In the last decade I’ve learned that logic is not the right tool to evaluate (human) life with. Our knowledge of cause and effect does not render logic any authority for appraising life. Logic is just a tool for survival. Some specimens use talons to survive, some have whiskers, others have a brain. Probing the meaning of life with any one of these is legitimate. One is not a better tool of assessment than the other. Logic has as many shortcomings for judging life as do talons or whiskers.
One of those shortcomings is that logic uses premisses and those premisses are false for this particular task.
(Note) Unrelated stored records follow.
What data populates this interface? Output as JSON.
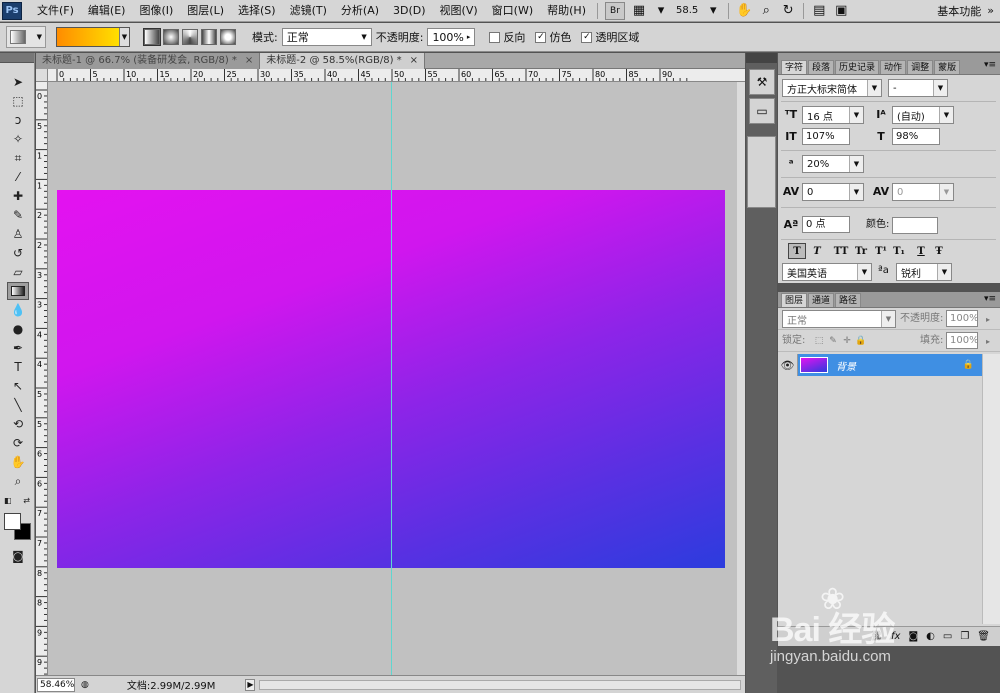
{
  "menubar": {
    "logo": "Ps",
    "items": [
      "文件(F)",
      "编辑(E)",
      "图像(I)",
      "图层(L)",
      "选择(S)",
      "滤镜(T)",
      "分析(A)",
      "3D(D)",
      "视图(V)",
      "窗口(W)",
      "帮助(H)"
    ],
    "bridge_label": "Br",
    "zoom_value": "58.5",
    "workspace_label": "基本功能"
  },
  "options": {
    "mode_label": "模式:",
    "mode_value": "正常",
    "opacity_label": "不透明度:",
    "opacity_value": "100%",
    "reverse_label": "反向",
    "dither_label": "仿色",
    "transparency_label": "透明区域",
    "reverse_checked": false,
    "dither_checked": true,
    "transparency_checked": true,
    "gradient_colors": [
      "#ff8c00",
      "#ffe000"
    ]
  },
  "tabs": [
    {
      "label": "未标题-1 @ 66.7% (装备研发会, RGB/8) *",
      "close": "×"
    },
    {
      "label": "未标题-2 @ 58.5%(RGB/8) *",
      "close": "×"
    }
  ],
  "rulers": {
    "h": [
      "0",
      "5",
      "10",
      "15",
      "20",
      "25",
      "30",
      "35",
      "40",
      "45",
      "50",
      "55",
      "60",
      "65",
      "70",
      "75",
      "80",
      "85",
      "90"
    ],
    "v": [
      "0",
      "5",
      "1",
      "1",
      "2",
      "2",
      "3",
      "3",
      "4",
      "4",
      "5",
      "5",
      "6",
      "6",
      "7",
      "7",
      "8",
      "8",
      "9",
      "9"
    ]
  },
  "canvas": {
    "gradient_start": "#e412f0",
    "gradient_end": "#2c3cde",
    "guide_color": "#5fd6cf"
  },
  "status": {
    "zoom": "58.46%",
    "doc_info": "文档:2.99M/2.99M"
  },
  "character_panel": {
    "tabs": [
      "字符",
      "段落",
      "历史记录",
      "动作",
      "调整",
      "蒙版"
    ],
    "font_family": "方正大标宋简体",
    "font_style": "-",
    "font_size": "16 点",
    "leading": "(自动)",
    "vertical_scale": "107%",
    "horizontal_scale": "98%",
    "tsume": "20%",
    "kerning": "0",
    "tracking": "0",
    "baseline_shift": "0 点",
    "color_label": "颜色:",
    "style_buttons": [
      "T",
      "T",
      "TT",
      "Tr",
      "T¹",
      "T₁",
      "T",
      "Ŧ"
    ],
    "language": "美国英语",
    "aa_label": "ªa",
    "antialias": "锐利"
  },
  "layers_panel": {
    "tabs": [
      "图层",
      "通道",
      "路径"
    ],
    "blend_mode": "正常",
    "opacity_label": "不透明度:",
    "opacity_value": "100%",
    "lock_label": "锁定:",
    "fill_label": "填充:",
    "fill_value": "100%",
    "layer_name": "背景",
    "footer_icons": [
      "link-icon",
      "fx-icon",
      "mask-icon",
      "adjustment-icon",
      "folder-icon",
      "new-layer-icon",
      "trash-icon"
    ]
  },
  "watermark": {
    "brand": "Bai 经验",
    "url": "jingyan.baidu.com"
  }
}
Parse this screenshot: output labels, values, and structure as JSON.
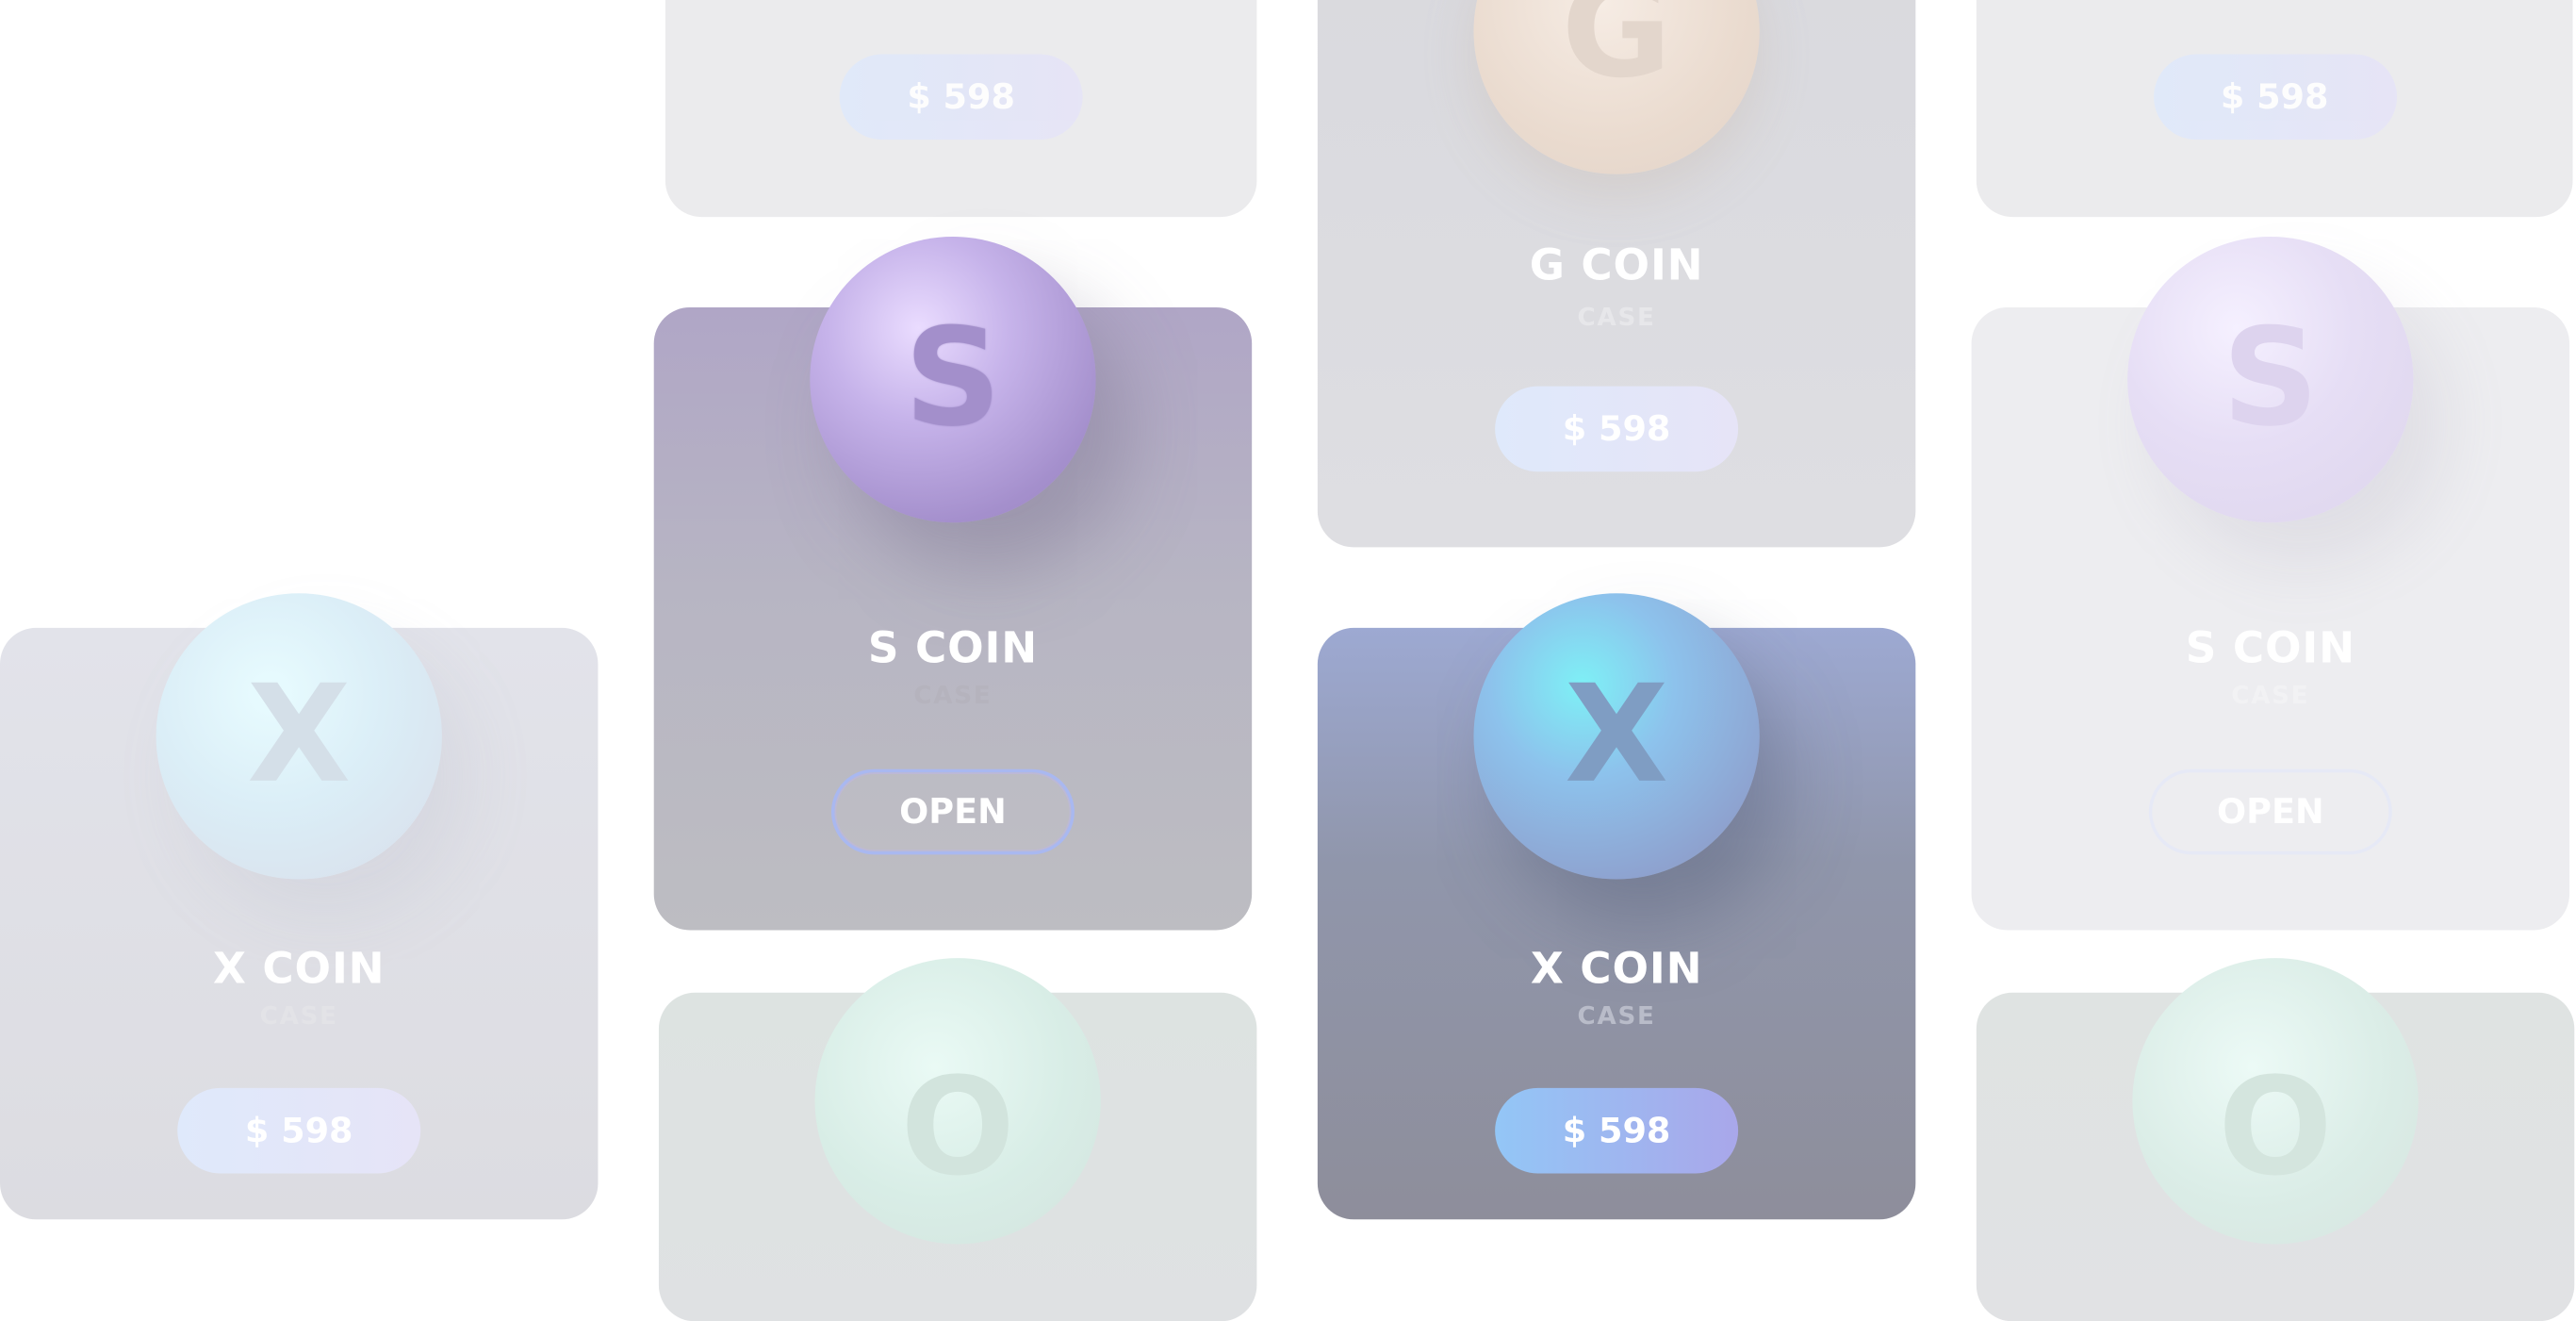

Yet they are rarely examined when following a train of thought that leads to a desperate view on life.
Some of these premisses are: “What happens next is important.” “Human life is important.” “Human life is insignificant in the grant scheme of things.” “My life is important.” “My life is not important.” “Time is important.” “The flow of time is important.” “Time dictates something.” “Time waits for no one.” “Things should be different.”
These are all false because they have no place when trying to determine the meaning of life, when trying to attache a value to life. For example they prevent proper validating a gesture of care, of physically holding someone. And I hope we all agree that touching someone, holding someone, has a place when determining the value to human existence.
Another example: time flows different when you hold someone. When you cuddle your cat. When you’re about to fall asleep. When you meditate.
If you do accept any of these premisses and jump aboard that train of logic you’ll inevitably arrive at a dark destination. Not because the journey is wrong but because the depart was not fitting the quest and you shouldn’t bring a train to a daisy fight with kittens.
You should know that the very fact that you are trying to understand and overcome life and the world with your brain is a sign you are trying to regain control over something. It’s a defence against a feeling of powerlessness. That’s the real station of departure.
It is this knowledge that helps me actively step away from these trains of thoughts. I can’t ride them out, I know I can’t win on the logical plane. I should not examine the place of the court system in society. Not analyze the role of women in cultural interactions. Not ponder the way we humans organize our society. Destroy the natural world. Transport cattle and pigs on the roads. Dispose of our waste.
And although I cannot see the falseness of the premisses when I feel this way I have grown to trust that they are. Distraction is the solution I apply until I feel well again.